Is it possible that some drunk guys got into a fight, one of them whipped out a gun that accidentally went off, killing one of them, and somebody doesn’t want anyone to know about it?
Considering you only hear the term “self-inflicted” used in regards to gun shot wounds, things begin to seem suspicious. If you know it’s self-inflicted, why not just come out and say what inflicted the fatal damage? If it was a fall, say he fell. If he drank himself to death, say that. If it was a gun shot, well…you get the point.
Compound that with the gun-centric atmosphere of a National Rifle Association sponsored event in Fort Worth, Texas, where people love to publicly brandish weapons, and you have yourself a compelling conspiracy theory. Did people there have guns on them? Possibly. Were they drinking? Definitely. Could someone have shot themselves at an NRA sponsored NASCAR event in Texas? You tell me.
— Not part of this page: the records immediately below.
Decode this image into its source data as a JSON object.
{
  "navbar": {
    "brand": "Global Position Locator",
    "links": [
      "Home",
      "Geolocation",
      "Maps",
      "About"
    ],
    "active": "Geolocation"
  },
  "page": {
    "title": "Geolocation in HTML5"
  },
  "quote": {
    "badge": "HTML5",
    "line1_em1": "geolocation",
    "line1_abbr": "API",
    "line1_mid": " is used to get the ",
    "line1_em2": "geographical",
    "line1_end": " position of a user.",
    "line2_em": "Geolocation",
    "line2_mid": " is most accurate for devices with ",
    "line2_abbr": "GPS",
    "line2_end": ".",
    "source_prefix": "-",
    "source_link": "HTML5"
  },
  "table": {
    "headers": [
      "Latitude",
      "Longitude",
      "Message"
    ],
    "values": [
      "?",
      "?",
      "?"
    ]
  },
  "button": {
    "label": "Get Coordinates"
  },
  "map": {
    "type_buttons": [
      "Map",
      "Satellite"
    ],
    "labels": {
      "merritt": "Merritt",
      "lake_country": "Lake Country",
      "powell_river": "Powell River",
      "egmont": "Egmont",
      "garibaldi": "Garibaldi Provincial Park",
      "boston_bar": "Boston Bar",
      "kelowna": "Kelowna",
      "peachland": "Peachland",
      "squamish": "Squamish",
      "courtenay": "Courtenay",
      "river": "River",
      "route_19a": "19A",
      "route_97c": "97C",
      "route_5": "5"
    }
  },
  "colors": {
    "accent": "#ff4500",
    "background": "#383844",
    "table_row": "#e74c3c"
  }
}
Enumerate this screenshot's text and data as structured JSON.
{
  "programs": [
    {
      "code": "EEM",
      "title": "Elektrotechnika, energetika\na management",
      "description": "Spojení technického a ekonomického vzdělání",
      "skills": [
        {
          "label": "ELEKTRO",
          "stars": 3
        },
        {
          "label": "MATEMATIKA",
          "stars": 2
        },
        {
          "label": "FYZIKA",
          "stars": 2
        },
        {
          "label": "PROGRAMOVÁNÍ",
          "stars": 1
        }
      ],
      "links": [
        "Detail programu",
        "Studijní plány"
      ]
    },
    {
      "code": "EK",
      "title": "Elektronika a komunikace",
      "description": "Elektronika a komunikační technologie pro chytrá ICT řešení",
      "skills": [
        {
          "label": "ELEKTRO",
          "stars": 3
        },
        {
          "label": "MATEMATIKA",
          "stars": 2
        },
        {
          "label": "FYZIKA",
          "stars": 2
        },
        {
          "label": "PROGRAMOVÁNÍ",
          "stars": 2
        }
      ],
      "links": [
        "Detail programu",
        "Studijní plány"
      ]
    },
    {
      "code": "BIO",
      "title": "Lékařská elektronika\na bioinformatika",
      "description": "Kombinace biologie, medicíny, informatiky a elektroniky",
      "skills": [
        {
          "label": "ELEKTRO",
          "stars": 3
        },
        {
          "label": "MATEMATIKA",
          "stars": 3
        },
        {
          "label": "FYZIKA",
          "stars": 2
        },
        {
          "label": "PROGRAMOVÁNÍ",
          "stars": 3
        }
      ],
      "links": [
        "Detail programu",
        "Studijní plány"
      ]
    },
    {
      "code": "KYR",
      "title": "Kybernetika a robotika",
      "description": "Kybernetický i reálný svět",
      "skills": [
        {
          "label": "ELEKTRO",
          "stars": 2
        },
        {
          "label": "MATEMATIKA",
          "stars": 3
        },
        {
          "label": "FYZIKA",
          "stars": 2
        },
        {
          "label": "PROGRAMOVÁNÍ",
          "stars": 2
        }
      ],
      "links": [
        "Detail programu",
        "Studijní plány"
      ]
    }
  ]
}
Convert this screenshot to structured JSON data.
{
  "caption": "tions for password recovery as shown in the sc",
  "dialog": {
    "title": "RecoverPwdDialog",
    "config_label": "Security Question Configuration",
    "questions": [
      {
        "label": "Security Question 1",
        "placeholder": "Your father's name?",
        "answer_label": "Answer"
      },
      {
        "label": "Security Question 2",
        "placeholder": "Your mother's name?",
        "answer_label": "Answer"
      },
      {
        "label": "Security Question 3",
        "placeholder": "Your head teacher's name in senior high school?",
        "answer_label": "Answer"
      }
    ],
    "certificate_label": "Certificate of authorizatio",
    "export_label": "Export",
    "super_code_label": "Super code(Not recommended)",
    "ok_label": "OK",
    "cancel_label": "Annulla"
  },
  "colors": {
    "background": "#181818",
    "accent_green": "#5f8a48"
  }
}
Now consider what a self-inflicted gunshot wound, at one of their own events nonetheless, would do to hurt the NRA’s cause. It’d be a PR nightmare. And I don’t think anyone in their right mind would put shady cover-up tactics beyond the realm of possible actions for an organization that is working to allow felons and the mentally ill to legally purchase guns. (NOTE: the NRA does not support background checks, which are the only way to screen those trying to buy weapons.)
The longer details about this tragedy take to come out, the more reasonable it becomes to speculate the NRA is trying to cover up a self-inflicted gun shot death at one of it’s own events.
Here’s all we know so far: The deceased, now identified as Kirk Franklin, 42, of Saginaw, Texas, died after a verbal altercation, where alcohol was involved, in or around a pick-up truck. No one else was injured, though people did witness the death, which occurred in a field near the backstretch. They also saw police officers investigating said pick-up truck.
Cause of death? Nothing. We’ll keep you updated if it turns out this guy just fell off the back of his flatbed.
Regarding the race: Kyle Busch set a track record, winning the Sprint Cup Qualifying race, after having won the Nationwide race there on Friday. In doing so, Busch now holds the record of most back-to-back wins, with seven. This is the first time back-to-back wins have happened this year.